Among contractors and homeowners there is debate about the best types of insulation to use. Especially in new homes, it can be a difficult decision for some and price rarely enters into the equation since the cost of both is about the same. There are however, some differences that can be considered when comparing the two in order to make an informed decision. Those differences include:
- Its composition
- Fire protection capabilities
- Installation time and methods
- Air flow
- Moisture retention
Fiberglass vs Cellulose Insulation Composition
Cellulose insulation is made of newspapers that are shredded and then treated with chemicals to reduce its flammability. Fiberglass insulation is made by taking molten glass and pulling it through fine holes to create a thin fiber which is then woven into blankets.
As for their performance, cellulose and fiberglass insulation have similar R-values but the thickness with which it is applied varies, resulting in different effectiveness. Regardless of the type used, how it is installed will make the difference; therefore, qualified installers can make a difference in how well each insulates the home.
Fiberglass vs Cellulose Insulation Fire Protection Capabilities
Despite being made of shredded newspaper, cellulose insulation has more fire resistance than fiberglass. Research has shown that cellulose insulation basically provides a two-hour fire wall and can keep flames from spreading. Fiberglass, on the other hand is exceptionally slow to light but once it does it burns fast and hot. It also may produce toxic fumes.
Fiberglass vs Cellulose Insulation Installation
Fiberglass blankets, or batts, are the standard used in most new construction, but it can be difficult to work with. It will have to be cut around electric boxes and pipes and will have to be shielded from heat-generating areas such as fireplace flues. Since it is made of glass fibers it can also cause small cuts unless gloves and other safety equipment are worn during installation.
Blown-in cellulose requires special equipment to install, however it makes its way around everything in the area including pipes, electrical boxes and small hard to reach areas.
Fiberglass vs Cellulose Insulation Air Infiltration
The goal of all insulation is stopping air flow through the area. Blown-in cellulose insulation has been shown to be almost 40 percent denser and provides for an energy reduction of about 25 percent.
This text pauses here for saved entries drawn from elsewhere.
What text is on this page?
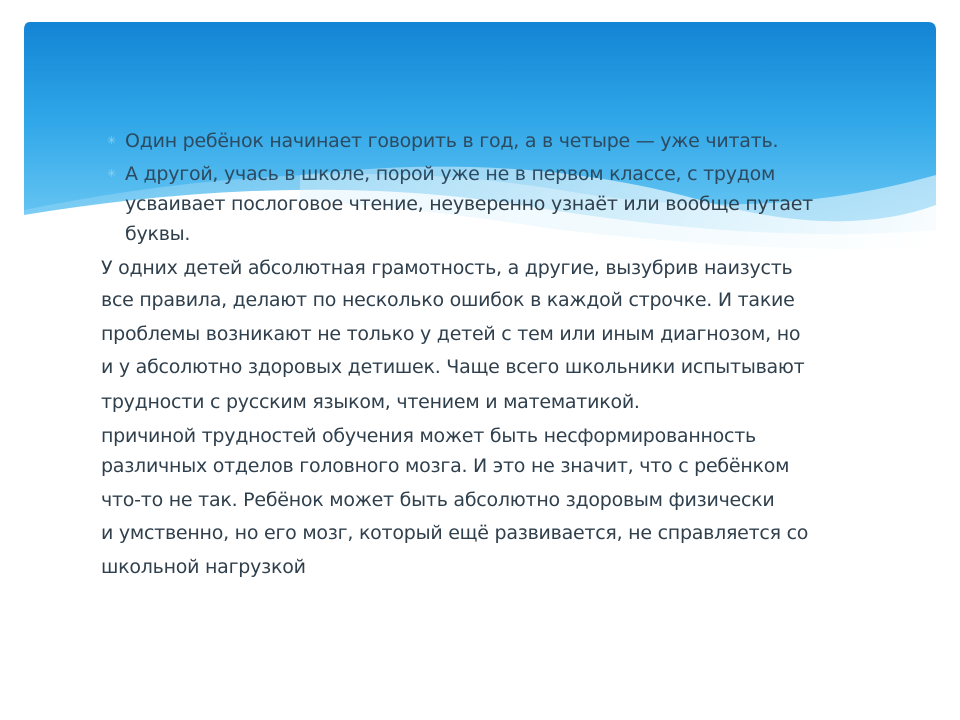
✳ Один ребёнок начинает говорить в год, а в четыре — уже читать.
✳ А другой, учась в школе, порой уже не в первом классе, с трудом
усваивает послоговое чтение, неуверенно узнаёт или вообще путает
буквы.
У одних детей абсолютная грамотность, а другие, вызубрив наизусть
все правила, делают по несколько ошибок в каждой строчке. И такие
проблемы возникают не только у детей с тем или иным диагнозом, но
и у абсолютно здоровых детишек. Чаще всего школьники испытывают
трудности с русским языком, чтением и математикой.
причиной трудностей обучения может быть несформированность
различных отделов головного мозга. И это не значит, что с ребёнком
что-то не так. Ребёнок может быть абсолютно здоровым физически
и умственно, но его мозг, который ещё развивается, не справляется со
школьной нагрузкой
However, the quality of the walls plays a larger role in stopping air infiltration than the insulation alone.
Fiberglass vs Cellulose Insulation and Moisture
Installation is the key to benefiting from either type of insulation and when installing cellulose insulation a vapor barrier will be required. The blown-in insulation is mixed with water during the process and without the barrier can cause damage. Consider that, depending on the amount of moisture used during the process, it can take several days or even several months to completely dry.